2.6L’auteur a interjeté appel devant le Tribunal national, composé de huit magistrats «sans visage». Au cours de cette phase il n’y a pas eu non plus d’audience publique. En date du 30 décembre 1998, le Tribunal a confirmé le jugement rendu en première instance, mais a ramené la peine à soixante-douze mois d’emprisonnement. L’auteur affirme qu’il ne s’est pas pourvu en cassation en raison du manque d’impartialité des membres de la chambre de cassation pénale de la Cour suprême, dans la mesure où c’étaient ceux-là même qui avaient initialement ordonné son placement en détention provisoire, sans possibilité de libération sous caution. L’auteur a également engagé une action en protection devant la Cour constitutionnelle, estimant que le Tribunal régional et le Tribunal national avaient porté atteinte à ses droits fondamentaux à un procès équitable, à la défense, à la présomption d’innocence et à la liberté. Le recours a été rejeté, le Tribunal national considérant que les griefs de l’auteur auraient pu être présentés par un recours en cassation devant le Tribunal suprême.

2.7Enfin, l’auteur a présenté un recours en révision extraordinaire devant la Cour suprême, fondé sur l’existence d’une nouvelle preuve consistant en un jugement ultérieur du Tribunal national, qui innocentait de l’accusation de prête-nom en rapport avec les frères Rodríguez Orejuela la personne qui, selon le jugement de condamnation de l’auteur, aurait permis son enrichissement illicite. Ce recours a été rejeté le 4 septembre 2003. D’après l’arrêt, joint par l’auteur, la Cour a exempté l’intéressé de responsabilité pénale pour certaines charges mais non pour celles qui avaient un lien avec les faits attribués à l’auteur. L’arrêt en question ne pouvait donc pas être considéré comme une nouvelle preuve aux fins du recours en révision. L’auteur affirme que la décision relative à ce recours a été signée par les magistrats de la Cour qui avaient ordonné sa détention provisoire, ce qui constitue selon lui une violation du principe d’impartialité.

Teneur de la plainte

3.L’auteur affirme qu’il a été victime de violations du paragraphe 1 de l’article 14 du Pacte, parce que le droit d’être entendu publiquement et de bénéficier des garanties de procédure n’a pas été respecté. Il fait valoir également une violation des droits qu’il tient du paragraphe 3 d) et e) de l’article 14, dans la mesure où il a été condamné en première instance, à l’issue d’un procès qui a été instruit sans que lui-même ou son avocat soit présent, sans audience publique, sans possibilité de contredire et d’interroger le témoin à charge, ni de réfuter les preuves retenues contre lui, et sans que des réponses satisfaisantes ou raisonnables aient été apportées aux inquiétudes, interprétations et interrogations de la défense. L’auteur n’a jamais eu de contact personnel avec le procureur qui l’a accusé, ni avec les juges qui l’ont condamné en première puis en seconde instance. Les juges qui l’ont condamné ne l’ont jamais entendu, ni en privé ni en public. En seconde instance, il n’y a pas eu non plus d’audience publique, et l’auteur n’était pas présent au moment du prononcé du jugement.

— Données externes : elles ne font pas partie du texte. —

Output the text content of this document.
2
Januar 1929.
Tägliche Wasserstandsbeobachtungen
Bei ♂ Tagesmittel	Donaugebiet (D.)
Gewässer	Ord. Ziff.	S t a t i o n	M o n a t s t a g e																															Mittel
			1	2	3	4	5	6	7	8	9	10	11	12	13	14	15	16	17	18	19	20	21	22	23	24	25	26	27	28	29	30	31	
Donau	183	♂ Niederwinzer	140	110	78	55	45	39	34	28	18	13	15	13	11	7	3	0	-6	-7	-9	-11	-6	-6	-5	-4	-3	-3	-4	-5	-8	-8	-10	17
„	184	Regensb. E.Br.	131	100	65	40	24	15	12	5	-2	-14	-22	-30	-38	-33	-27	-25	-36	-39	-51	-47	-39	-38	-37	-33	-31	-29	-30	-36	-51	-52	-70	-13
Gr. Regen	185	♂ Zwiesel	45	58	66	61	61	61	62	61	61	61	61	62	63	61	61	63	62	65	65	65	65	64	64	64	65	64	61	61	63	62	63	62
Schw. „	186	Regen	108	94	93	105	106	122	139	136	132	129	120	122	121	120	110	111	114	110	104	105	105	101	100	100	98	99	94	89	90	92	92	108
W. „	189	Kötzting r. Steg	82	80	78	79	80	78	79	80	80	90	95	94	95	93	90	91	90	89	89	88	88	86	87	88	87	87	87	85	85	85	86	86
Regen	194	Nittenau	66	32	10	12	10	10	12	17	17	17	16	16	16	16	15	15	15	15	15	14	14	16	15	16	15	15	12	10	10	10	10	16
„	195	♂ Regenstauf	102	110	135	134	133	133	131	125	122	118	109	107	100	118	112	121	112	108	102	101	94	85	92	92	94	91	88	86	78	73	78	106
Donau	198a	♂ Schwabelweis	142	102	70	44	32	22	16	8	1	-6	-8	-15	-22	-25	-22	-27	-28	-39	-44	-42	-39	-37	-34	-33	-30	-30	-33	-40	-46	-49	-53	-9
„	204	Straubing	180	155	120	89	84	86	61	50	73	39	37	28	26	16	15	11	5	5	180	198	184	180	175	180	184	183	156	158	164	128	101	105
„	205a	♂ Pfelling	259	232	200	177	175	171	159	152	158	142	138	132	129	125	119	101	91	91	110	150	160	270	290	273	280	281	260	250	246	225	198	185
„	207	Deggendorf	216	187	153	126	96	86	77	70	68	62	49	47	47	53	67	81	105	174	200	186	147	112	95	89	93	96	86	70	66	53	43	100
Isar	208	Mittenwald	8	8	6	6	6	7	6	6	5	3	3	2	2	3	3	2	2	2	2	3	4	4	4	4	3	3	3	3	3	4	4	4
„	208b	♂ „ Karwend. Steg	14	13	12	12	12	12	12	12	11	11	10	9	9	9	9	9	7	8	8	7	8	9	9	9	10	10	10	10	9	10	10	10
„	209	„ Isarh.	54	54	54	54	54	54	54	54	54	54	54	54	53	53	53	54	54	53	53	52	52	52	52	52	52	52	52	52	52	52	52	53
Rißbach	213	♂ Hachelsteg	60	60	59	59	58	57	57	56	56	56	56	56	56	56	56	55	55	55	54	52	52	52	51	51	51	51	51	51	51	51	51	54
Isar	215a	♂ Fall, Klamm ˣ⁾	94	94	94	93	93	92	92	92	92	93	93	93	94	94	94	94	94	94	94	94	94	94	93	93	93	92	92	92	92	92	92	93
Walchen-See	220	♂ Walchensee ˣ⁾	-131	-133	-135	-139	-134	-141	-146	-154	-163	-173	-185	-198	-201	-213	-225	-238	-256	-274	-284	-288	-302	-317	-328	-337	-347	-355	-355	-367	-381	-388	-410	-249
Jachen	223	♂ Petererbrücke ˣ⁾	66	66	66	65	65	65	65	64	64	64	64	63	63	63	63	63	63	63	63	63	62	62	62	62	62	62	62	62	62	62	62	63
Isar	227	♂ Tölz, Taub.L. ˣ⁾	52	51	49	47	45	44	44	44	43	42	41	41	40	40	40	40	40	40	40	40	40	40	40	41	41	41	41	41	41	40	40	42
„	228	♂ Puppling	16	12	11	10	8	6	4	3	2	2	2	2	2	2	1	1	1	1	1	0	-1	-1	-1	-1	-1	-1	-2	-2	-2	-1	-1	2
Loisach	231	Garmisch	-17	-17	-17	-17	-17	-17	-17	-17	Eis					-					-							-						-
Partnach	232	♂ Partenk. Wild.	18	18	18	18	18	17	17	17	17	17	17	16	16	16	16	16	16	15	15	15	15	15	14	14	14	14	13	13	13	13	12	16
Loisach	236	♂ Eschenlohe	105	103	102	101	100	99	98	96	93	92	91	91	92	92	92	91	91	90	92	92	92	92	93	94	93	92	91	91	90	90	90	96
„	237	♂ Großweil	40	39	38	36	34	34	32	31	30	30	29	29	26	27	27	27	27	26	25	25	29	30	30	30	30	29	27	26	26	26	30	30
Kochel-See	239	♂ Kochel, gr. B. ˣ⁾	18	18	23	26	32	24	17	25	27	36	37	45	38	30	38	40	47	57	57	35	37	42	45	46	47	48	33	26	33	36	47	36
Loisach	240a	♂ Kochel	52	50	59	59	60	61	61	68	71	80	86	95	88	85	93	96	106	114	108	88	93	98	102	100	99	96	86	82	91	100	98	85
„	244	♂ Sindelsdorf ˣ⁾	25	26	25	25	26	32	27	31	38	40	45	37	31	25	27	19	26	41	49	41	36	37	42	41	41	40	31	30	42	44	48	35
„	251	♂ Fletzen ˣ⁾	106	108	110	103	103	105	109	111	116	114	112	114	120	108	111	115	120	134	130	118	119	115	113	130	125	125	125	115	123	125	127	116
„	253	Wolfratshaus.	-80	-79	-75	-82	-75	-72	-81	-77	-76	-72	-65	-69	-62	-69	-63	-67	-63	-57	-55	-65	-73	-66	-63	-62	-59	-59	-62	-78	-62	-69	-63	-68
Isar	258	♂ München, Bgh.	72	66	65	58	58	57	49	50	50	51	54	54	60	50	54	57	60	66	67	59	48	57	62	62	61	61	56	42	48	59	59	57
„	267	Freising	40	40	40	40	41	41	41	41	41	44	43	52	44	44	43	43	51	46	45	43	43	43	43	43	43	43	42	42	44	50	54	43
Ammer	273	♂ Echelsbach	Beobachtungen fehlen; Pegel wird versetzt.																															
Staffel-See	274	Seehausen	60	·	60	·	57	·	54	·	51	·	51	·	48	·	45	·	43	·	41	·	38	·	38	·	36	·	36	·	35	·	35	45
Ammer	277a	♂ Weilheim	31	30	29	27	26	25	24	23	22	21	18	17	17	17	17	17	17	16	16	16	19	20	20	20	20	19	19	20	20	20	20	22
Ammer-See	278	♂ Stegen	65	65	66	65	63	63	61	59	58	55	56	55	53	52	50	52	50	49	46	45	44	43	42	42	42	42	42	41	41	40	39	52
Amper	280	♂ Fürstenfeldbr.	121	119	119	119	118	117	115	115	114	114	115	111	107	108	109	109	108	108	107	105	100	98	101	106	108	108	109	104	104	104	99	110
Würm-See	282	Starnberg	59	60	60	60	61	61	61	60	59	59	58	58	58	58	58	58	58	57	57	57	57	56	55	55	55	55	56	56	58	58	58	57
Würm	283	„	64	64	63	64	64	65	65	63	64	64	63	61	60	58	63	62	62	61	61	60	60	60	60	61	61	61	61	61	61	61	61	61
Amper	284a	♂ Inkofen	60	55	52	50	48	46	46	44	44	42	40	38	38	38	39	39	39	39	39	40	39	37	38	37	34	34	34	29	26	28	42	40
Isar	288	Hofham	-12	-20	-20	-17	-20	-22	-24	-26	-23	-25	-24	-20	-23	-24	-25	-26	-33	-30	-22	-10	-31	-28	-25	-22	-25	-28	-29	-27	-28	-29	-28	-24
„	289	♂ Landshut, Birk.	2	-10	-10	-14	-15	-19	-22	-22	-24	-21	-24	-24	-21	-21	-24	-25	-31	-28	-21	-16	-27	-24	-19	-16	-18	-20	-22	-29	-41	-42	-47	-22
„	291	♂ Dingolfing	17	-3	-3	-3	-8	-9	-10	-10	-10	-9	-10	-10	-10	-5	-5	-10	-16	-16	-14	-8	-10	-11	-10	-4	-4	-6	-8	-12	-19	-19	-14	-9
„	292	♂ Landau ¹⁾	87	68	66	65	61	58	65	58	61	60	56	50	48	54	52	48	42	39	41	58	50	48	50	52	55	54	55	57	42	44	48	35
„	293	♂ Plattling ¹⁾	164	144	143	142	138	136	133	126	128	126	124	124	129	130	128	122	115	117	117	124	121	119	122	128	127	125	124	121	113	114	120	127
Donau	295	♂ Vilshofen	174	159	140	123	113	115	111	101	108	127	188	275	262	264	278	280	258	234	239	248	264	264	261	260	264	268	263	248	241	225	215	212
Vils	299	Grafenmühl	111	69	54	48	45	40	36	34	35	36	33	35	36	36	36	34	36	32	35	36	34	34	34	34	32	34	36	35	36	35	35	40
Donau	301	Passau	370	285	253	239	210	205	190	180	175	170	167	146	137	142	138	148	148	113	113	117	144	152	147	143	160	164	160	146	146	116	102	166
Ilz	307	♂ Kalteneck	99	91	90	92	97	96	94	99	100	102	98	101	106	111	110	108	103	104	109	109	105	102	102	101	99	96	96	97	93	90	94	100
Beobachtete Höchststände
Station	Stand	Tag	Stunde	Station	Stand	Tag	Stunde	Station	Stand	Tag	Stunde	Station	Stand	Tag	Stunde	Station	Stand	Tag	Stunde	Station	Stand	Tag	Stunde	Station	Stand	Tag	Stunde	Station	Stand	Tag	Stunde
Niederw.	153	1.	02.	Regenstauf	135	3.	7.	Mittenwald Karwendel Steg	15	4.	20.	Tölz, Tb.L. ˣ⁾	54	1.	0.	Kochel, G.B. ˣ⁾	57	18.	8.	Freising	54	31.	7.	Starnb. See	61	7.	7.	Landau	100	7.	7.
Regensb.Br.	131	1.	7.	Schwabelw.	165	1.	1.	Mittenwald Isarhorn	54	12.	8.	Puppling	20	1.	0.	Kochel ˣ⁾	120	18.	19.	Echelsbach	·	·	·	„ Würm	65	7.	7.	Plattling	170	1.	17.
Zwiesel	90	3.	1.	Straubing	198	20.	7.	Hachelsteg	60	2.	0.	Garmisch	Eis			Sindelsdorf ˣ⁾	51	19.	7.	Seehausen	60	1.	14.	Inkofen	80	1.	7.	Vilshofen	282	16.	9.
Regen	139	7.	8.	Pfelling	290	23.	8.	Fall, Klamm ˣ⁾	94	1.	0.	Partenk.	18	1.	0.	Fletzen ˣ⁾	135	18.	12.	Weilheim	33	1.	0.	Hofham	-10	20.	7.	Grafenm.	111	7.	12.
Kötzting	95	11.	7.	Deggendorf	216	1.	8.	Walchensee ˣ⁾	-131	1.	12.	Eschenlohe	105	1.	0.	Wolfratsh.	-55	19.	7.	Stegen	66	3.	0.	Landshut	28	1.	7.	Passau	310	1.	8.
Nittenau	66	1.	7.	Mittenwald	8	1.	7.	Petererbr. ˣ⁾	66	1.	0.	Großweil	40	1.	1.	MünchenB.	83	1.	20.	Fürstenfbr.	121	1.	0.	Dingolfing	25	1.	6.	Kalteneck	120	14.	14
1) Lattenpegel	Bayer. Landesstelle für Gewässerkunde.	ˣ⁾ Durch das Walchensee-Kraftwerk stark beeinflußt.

Observations de l’État partie sur la recevabilité

4.1Par une note verbale du 20 février 2008, l’État partie a contesté la recevabilité de la communication. Il indique que, si l’auteur estimait, à l’époque, que les arrêts rendus en première et en seconde instance constituaient une violation de son droit à un procès équitable, il pouvait former un recours extraordinaire en cassation, procédure qui aurait permis de réparer les violations présumées dénoncées devant le Comité. Il s’agissait là d’un recours utile et efficace, qui aurait permis de rétablir directement les droits que l’auteur affirmait avoir été violés. Selon l’article 219 du Code de procédure pénale, ce recours «a pour objectifs essentiels l’effectivité du droit matériel et des garanties dues aux personnes qui interviennent dans la procédure pénale, la réparation des préjudices causés aux parties par le jugement attaqué et l’unification de la jurisprudence nationale».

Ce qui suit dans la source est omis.